Ohrfeige für die Einsatzleitung

Bremer Polizeipräsident stellte Bestandsaufnahme zur Geiselnahme zusammen und kritisiert indirekt die Einsatzleitung / Meyer auf der Flucht nach vorn / Keine personellen Konsequenzen  ■  Von Holger Bruns-Kösters

Bremen (taz) - Als der 15jährige Italiener Emanuele de Georgio am 17. August um 23.07 Uhr von dem Geiselnehmer Dieter Degowski in den Kopf geschossen wurde, war weit und breit kein Notarztwagen in Sicht. „Dies Versäumnis war ein Fehler, der durch den Tod des Jungen eine besondere Dimension erhält.“ So steht es in einem 113seitigen vertraulichen Bericht des Bremer Polizeipräsidenten Ernst Diekmann, der inzwischen dem Parlamentarischen Untersuchungsausschuß zur Verfügung gestellt wurde.

Der Bericht Dieckmanns, der zur Zeit der Geiselnahme in Urlaub war, ist die erste zusammenfassende Aufarbeitung der Geiselnahme, soweit sie den Einsatz der Bremer Polizei betrifft.

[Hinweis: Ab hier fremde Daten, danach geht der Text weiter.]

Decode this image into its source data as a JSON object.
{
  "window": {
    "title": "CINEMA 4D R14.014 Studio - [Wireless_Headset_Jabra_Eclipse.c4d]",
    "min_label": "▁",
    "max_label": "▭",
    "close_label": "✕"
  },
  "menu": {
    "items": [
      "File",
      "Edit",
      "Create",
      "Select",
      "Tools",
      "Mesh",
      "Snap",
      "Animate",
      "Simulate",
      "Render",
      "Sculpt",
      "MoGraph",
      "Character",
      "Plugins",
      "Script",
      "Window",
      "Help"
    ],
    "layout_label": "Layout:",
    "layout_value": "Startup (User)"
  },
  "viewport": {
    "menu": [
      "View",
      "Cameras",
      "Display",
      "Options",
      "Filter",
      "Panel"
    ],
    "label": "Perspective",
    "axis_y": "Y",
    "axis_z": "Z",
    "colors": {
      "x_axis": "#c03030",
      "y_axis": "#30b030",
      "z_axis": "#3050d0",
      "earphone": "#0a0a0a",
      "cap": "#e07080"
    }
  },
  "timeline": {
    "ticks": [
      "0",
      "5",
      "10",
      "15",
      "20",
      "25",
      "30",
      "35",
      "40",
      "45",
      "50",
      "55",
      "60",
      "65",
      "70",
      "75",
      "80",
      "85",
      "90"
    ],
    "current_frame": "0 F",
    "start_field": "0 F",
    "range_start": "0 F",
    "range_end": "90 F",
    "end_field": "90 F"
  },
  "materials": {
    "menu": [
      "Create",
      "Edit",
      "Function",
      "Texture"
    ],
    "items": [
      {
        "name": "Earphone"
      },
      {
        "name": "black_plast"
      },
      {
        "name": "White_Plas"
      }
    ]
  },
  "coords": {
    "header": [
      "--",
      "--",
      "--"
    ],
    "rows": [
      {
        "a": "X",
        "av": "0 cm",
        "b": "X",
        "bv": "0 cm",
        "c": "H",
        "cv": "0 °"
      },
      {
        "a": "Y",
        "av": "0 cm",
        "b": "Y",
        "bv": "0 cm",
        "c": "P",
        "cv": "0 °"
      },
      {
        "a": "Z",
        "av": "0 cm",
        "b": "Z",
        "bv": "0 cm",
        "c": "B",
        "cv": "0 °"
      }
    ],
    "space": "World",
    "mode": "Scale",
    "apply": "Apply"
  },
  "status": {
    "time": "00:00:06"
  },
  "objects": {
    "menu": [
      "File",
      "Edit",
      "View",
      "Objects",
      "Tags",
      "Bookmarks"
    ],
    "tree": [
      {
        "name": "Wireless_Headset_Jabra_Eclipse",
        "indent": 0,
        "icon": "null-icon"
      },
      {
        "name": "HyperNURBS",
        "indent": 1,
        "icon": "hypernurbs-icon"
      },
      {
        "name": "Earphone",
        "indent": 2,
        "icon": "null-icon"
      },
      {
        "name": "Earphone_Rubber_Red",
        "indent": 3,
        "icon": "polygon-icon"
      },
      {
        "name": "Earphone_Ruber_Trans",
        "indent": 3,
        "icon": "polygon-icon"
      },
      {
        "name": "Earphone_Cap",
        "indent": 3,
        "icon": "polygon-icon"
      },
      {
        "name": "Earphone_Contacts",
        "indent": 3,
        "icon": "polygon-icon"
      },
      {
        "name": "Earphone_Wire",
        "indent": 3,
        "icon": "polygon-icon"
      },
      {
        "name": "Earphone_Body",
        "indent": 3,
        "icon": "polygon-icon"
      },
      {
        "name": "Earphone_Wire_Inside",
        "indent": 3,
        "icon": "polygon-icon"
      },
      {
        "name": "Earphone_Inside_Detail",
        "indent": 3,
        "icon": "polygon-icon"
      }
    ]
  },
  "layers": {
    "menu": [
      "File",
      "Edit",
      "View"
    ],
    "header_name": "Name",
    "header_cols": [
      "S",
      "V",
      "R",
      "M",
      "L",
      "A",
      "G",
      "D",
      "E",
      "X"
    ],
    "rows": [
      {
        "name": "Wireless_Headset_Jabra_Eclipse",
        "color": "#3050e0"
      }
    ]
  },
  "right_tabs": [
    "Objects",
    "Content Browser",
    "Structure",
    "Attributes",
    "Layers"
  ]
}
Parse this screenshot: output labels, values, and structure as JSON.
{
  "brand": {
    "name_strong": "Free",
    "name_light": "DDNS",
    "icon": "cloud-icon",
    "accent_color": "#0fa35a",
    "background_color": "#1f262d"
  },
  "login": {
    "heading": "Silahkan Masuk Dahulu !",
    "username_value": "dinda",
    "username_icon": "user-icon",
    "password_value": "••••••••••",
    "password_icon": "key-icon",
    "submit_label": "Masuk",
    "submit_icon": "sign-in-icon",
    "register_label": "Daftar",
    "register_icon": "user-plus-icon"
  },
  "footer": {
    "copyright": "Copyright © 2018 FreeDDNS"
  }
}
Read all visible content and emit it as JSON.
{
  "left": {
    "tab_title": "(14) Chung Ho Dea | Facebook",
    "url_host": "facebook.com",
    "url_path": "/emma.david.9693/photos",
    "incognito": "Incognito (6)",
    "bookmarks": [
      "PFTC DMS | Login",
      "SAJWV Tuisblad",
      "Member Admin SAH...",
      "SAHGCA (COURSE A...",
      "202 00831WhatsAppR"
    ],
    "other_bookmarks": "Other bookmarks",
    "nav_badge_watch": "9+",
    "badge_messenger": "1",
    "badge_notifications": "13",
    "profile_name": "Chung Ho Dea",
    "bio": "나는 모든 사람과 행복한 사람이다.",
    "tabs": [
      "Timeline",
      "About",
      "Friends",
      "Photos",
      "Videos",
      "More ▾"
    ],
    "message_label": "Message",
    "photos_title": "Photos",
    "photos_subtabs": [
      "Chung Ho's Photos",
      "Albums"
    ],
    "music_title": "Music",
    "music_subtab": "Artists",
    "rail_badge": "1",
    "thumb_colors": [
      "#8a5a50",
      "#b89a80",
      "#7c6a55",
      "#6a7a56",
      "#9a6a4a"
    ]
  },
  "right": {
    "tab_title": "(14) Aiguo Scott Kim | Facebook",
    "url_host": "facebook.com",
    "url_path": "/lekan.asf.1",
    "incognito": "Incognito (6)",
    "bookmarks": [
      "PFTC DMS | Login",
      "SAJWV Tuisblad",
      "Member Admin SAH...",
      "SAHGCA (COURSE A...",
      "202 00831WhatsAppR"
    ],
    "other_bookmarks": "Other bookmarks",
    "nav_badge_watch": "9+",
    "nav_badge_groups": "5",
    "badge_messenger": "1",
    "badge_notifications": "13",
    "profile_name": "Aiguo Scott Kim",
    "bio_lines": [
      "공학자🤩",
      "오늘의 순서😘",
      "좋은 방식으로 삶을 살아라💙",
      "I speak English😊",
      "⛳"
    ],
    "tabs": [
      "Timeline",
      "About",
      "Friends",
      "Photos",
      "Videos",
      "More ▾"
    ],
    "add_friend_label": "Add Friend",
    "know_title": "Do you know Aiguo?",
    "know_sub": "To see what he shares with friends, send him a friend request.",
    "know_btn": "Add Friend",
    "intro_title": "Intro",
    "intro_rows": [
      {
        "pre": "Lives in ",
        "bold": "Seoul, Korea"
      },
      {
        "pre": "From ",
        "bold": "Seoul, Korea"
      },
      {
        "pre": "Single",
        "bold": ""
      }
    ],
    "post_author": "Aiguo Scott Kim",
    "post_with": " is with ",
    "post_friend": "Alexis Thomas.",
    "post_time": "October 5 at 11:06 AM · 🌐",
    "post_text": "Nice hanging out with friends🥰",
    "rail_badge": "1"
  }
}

Und Dieckmann hat erhebliche Mängel, Versäumnisse und Fehler zusammengetragen.

Zusammengefaßt: Als der Bus in Huckelriede gekapert wurde, waren zuwenig Polizisten vor Ort. Es wurde versäumt, den Fahrer des gefährdeten Busses rechtzeitig zu warnen. Zudem wurde zwar Kontakt mit den Geiselnehmern aufgenommen, regelrechte Verhandlungen aber hätten trotz einer entsprechenden Vereinbarung mit den Tätern nicht stattgefunden. Zudem bemängelt Dieckmann, daß die Komplizin der Geiselnehmer an der Raststätte Grundbergsee nicht rechtzeitig wieder freigelassen wurde. Dieckmanns Ohrfeige für die Einsatzleitung: „Dieser Ablauf hätte möglicherweise bei einer kompetenten Führung vor Ort beschleunigt werden können.“

Bremens Innensenator Bernd Meyer, der das Geschehen die ganze Zeit in der Einsatzleitung in Bremen verfolgte, sieht keinerlei Veranlassung, aus dem Eingeständnis der Polizei -Fehler Konsequenzen zu ziehen. Im Gegenteil: „Ich finde es viel besser, wenn die Polizei selbstkritisch ist, als wenn sie so tut, als sei alles in Butter“, zeigte sich Meyer zufrieden.

Zudem sei der Bericht lediglich ein Mosaikstein bei der Aufarbeitung des Geiseldramas. Einen weiteren Mosaikstein wird demnächst der ehemalige Oberstaatsanwalt Günter Wendisch vorlegen, der im Auftrag des Senats an einem Gutachten über die Vorkommnisse arbeitet. Ende Oktober wird der Parlamentarische Untersuchungsausschuß seine öffentliche Beweisaufnahme beginnen.